Christina is a familiar face around the Southern California Cosplay scene. I first met her at a Doctor Who event in Burbank CA. She was cosplaying as Donna Noble from Doctor Who and her adorable kids were dressed as The Doctor and Clara. Meeting her was a pleasure as I was already familiar with some of her other cosplays. The effort she puts in to her cosplays is inspiring, as is her openness about body positivity. I knew I definitely wanted to share her story. Today we share with you all a little about Christina and her adventures in cosplay.

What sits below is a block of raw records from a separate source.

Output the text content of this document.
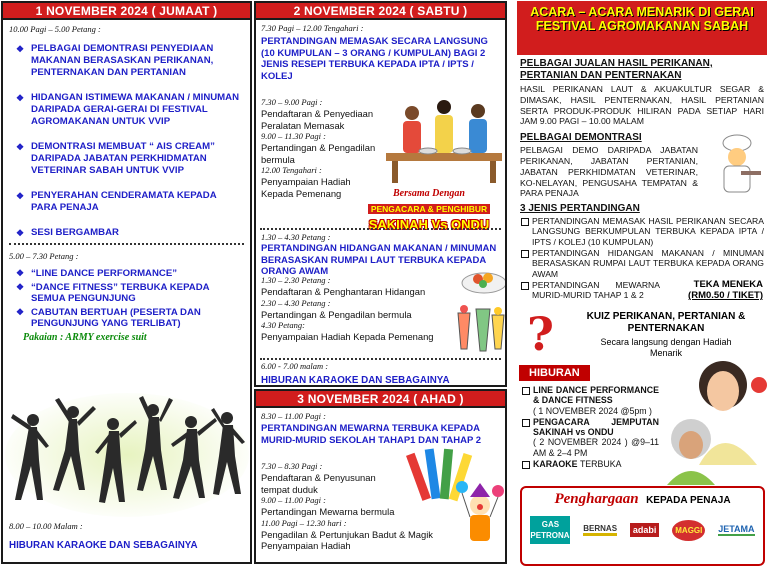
1 NOVEMBER 2024 ( JUMAAT )
10.00 Pagi – 5.00 Petang :
❖ PELBAGAI DEMONTRASI PENYEDIAAN MAKANAN BERASASKAN PERIKANAN, PENTERNAKAN DAN PERTANIAN
❖ HIDANGAN ISTIMEWA MAKANAN / MINUMAN DARIPADA GERAI-GERAI DI FESTIVAL AGROMAKANAN UNTUK VVIP
❖ DEMONTRASI MEMBUAT “ AIS CREAM” DARIPADA JABATAN PERKHIDMATAN VETERINAR SABAH UNTUK VVIP
❖ PENYERAHAN CENDERAMATA KEPADA PARA PENAJA
❖ SESI BERGAMBAR
5.00 – 7.30 Petang :
❖ “LINE DANCE PERFORMANCE”
❖ “DANCE FITNESS” TERBUKA KEPADA SEMUA PENGUNJUNG
❖ CABUTAN BERTUAH (PESERTA DAN PENGUNJUNG YANG TERLIBAT)
Pakaian : ARMY exercise suit
8.00 – 10.00 Malam :
HIBURAN KARAOKE DAN SEBAGAINYA
2 NOVEMBER 2024 ( SABTU )
7.30 Pagi – 12.00 Tengahari :
PERTANDINGAN MEMASAK SECARA LANGSUNG (10 KUMPULAN – 3 ORANG / KUMPULAN) BAGI 2 JENIS RESEPI TERBUKA KEPADA IPTA / IPTS / KOLEJ
7.30 – 9.00 Pagi :
Pendaftaran & Penyediaan Peralatan Memasak
9.00 – 11.30 Pagi :
Pertandingan & Pengadilan bermula
12.00 Tengahari :
Penyampaian Hadiah Kepada Pemenang	Bersama Dengan
PENGACARA & PENGHIBUR
SAKINAH Vs ONDU
1.30 – 4.30 Petang :
PERTANDINGAN HIDANGAN MAKANAN / MINUMAN BERASASKAN RUMPAI LAUT TERBUKA KEPADA ORANG AWAM
1.30 – 2.30 Petang :
Pendaftaran & Penghantaran Hidangan
2.30 – 4.30 Petang :
Pertandingan & Pengadilan bermula
4.30 Petang:
Penyampaian Hadiah Kepada Pemenang
6.00 - 7.00 malam :
HIBURAN KARAOKE DAN SEBAGAINYA
3 NOVEMBER 2024 ( AHAD )
8.30 – 11.00 Pagi :
PERTANDINGAN MEWARNA TERBUKA KEPADA MURID-MURID SEKOLAH TAHAP1 DAN TAHAP 2
7.30 – 8.30 Pagi :
Pendaftaran & Penyusunan tempat duduk
9.00 – 11.00 Pagi :
Pertandingan Mewarna bermula
11.00 Pagi – 12.30 hari :
Pengadilan & Pertunjukan Badut & Magik Penyampaian Hadiah
ACARA – ACARA MENARIK DI GERAI FESTIVAL AGROMAKANAN SABAH
PELBAGAI JUALAN HASIL PERIKANAN, PERTANIAN DAN PENTERNAKAN
HASIL PERIKANAN LAUT & AKUAKULTUR SEGAR & DIMASAK, HASIL PENTERNAKAN, HASIL PERTANIAN SERTA PRODUK-PRODUK HILIRAN PADA SETIAP HARI JAM 9.00 PAGI – 10.00 MALAM
PELBAGAI DEMONTRASI
PELBAGAI DEMO DARIPADA JABATAN PERIKANAN, JABATAN PERTANIAN, JABATAN PERKHIDMATAN VETERINAR, KO-NELAYAN, PENGUSAHA TEMPATAN & PARA PENAJA
3 JENIS PERTANDINGAN
PERTANDINGAN MEMASAK HASIL PERIKANAN SECARA LANGSUNG BERKUMPULAN TERBUKA KEPADA IPTA / IPTS / KOLEJ (10 KUMPULAN)
PERTANDINGAN HIDANGAN MAKANAN / MINUMAN BERASASKAN RUMPAI LAUT TERBUKA KEPADA ORANG AWAM
PERTANDINGAN MEWARNA MURID-MURID TAHAP 1 & 2
TEKA MENEKA
(RM0.50 / TIKET)
?	KUIZ PERIKANAN, PERTANIAN & PENTERNAKAN
Secara langsung dengan Hadiah Menarik
HIBURAN
LINE DANCE PERFORMANCE & DANCE FITNESS
( 1 NOVEMBER 2024 @5pm )
PENGACARA JEMPUTAN SAKINAH vs ONDU
( 2 NOVEMBER 2024 ) @9–11 AM & 2–4 PM
KARAOKE TERBUKA
Penghargaan KEPADA PENAJA
GAS PETRONAS
BERNAS	adabi	MAGGI	JETAMA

Tell us a little about yourself.Mom of two, wife of one, Aspiring Many-faced god. I’ve been cosplaying for conventions since 2012.When did you first discover cosplay? About 10 years ago, my husband took me to San Diego Comic Con. I’d never been to a convention before. It was actually easy to get tickets back then! I remember thinking how fun it was to see people dressed up.What was it about cosplay that attracted you to it? I’d been a theater performer and designer for about 15 years, but cosplay was a way to dress up without having to audition or anything. Before I’d have to hope that a director wanted me in a show to be able to play a certain part. Now everything is up to me.What was your first cosplay? Power Girl. I’d made Halloween costumes before, but that was my first honest-to-goodness cosplayWhat has been your most recent cosplay? Princess Poppy and Branch from the movie Trolls
How do you decide on what cosplays to do? Usually it’s just based on really liking the character and if I know how to make it. Sometimes another family member will make suggestions. Usually the Overwatch ones are family requests. My husband and children are big fans of the game. I picked Mercy because I like winged characters. Now I’ve played her and I like her a lot more.What is the process of building your cosplays like? I try to find tutorials first. Luckily a lot of people have posted Weeping Angel and Mercy tutorials. And Evil Ted’s foam videos have been invaluable. If I can’t find a pattern, I draft it by using the Saran Wrap and masking tape method. Sometimes I’ll just start cutting foam and see how it goes, but I’m trying to be more exact lately.
How long does it take from start to finish? Some take longer than others. Poppy and Branch were quick because I had very few pieces to make myself. The entire family was done in a week. My first weeping angel took three months because of a lot of trial and error. The second weeping angel took about four days.On your Instagram account we see that you do a lot of make up cosplays.What inspires those? Mostly just seeing a movie or show I really like. Especially if I don’t feel like I have the time or skill to build the whole cosplay, it’s a fun way to become the character in just an hour or two. A lot of makeup artists like to get into collaboration groups and that can be a fun source of inspiration. We’ll decide on a theme and a deadline and just go for it! How do you go about creating those looks? Sometimes I follow the Ellimacs tutorials on YouTube, but mostly I just start painting and see how it goes. I know I post them online for people to see, but honestly those makeup looks are 99% for me. I make whole cosplays to meet other people at cons, but the makeups are my way to relax, practice and pretend.
What’s it like creating cosplays for your family? I love it but it can be frustrating. Kids are fickle. What they like and enjoy one week can change by the time the convention rolls around. Wearing things at home for fun becomes a chore when you have to wear it longer. I’m still learning how to make perfectly comfortable costumes for them.How do your kids react to your cosplay and cosplays that you make for them? They think the ones I’ve made for myself are fun. Even the scary ones. They’re probably the only kids that watched the Blink episode of Doctor Who and didn’t get scared. Because, as they put it “those angels aren’t that scary because they’re just in a costume” They always get excited when I’ve made them something, especially if they’ve asked for a character, but wearing stuff all day can get hard for little ones. My daughter is more patient with wearing things all day, but my son, who’s a year younger, will only wear things for a little while before he’s DONE.What advice do you have for someone who is new to cosplay and wants to get started in it? Go for it! Pick a character and find a tutorial! Buy a costume! Put together a casual cosplay with clothes from your closet or a thrift store. Look for meet ups for your fandom online. Just start and have fun!
You are a big advocate for body positivity. Is there any thing you want to say about that?
For the longest time, I was ashamed of how I looked and it didn’t get me anywhere. It didn’t help me make the world better. It didn’t help me be a good friend or a good mother. It just doesn’t help. It shouldn’t be a bold choice to just love yourself as you are, but we are bombarded with the message that we are not good enough and that we should feel bad about it. And with cosplay, I love when someone is a different color, age, shape, or gender than the original character just as much as when someone looks exactly like them, so that helped me feel happier in my own skin.